Results from both studies support the notion that negative parenting practices, such as harsh and permissive parenting, have a greater negative impact on children that are more sensitive. In other words, for sensitive children such negative parenting practices have been associated with the development of a range of problems, including anxiety, depression and aggressive behaviours. This was less so for children with a low degree of sensitivity.

But when children experienced positive parenting practices, such as a high responsiveness to the child’s emotional needs and warm but consequent parenting style, sensitive children developed more advanced social competence when interacting with peers and fewer behavioural problems than less sensitive children that experienced the same kind of positive parenting.

What does this mean practically?

 The summarised studies show that a warm and responsive relationship with parents who are setting and enforcing positive and sensitive rules (sensitive disciplinary strategies) is of particular importance for the positive development of highly sensitive children.
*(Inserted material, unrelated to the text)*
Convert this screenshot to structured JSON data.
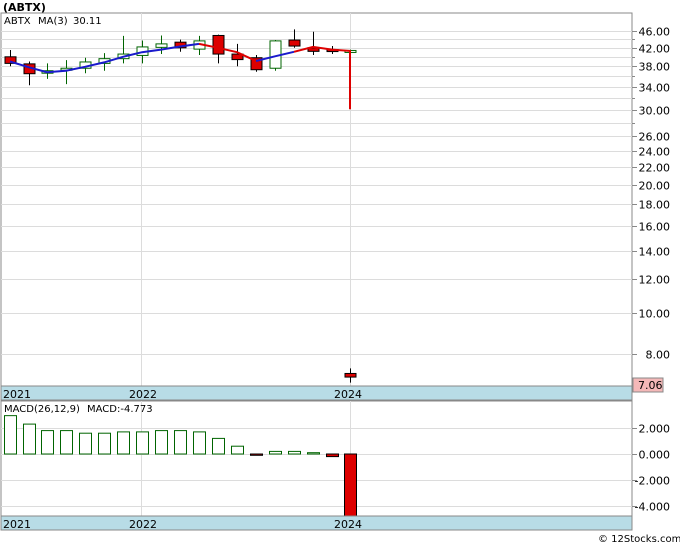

Importantly, research suggest that although raising a sensitive child can be challenging, every effort of parents to provide a positive environment is well invested with sensitive children, given that they are so responsive to positive experiences.

Fortunately, it is possible for parents to improve their parenting skills. Parenting programmes that help parents to learn positive parenting practices might be particularly helpful and of value for parents of highly sensitive children.


  1. Boterberg, S., & Warreyn, P., Making sense of it all: The impact of sensory processing sensitivity on daily functioning of children. Personality and Individula Differences, 2016: p. 80-86.
  2. Slagt, M., et al., Sensory Processing Sensitivity as a Marker of Differential Susceptibility to Parenting. Developmental Psychology, 2018. 54(3): p. 543-558.
  3. Lionetti, F., et al., Observer-Rated Environmental Sensitivity Moderates Children’s Response to Parenting Quality in Early Childhood. Developmental Psychology, 2019.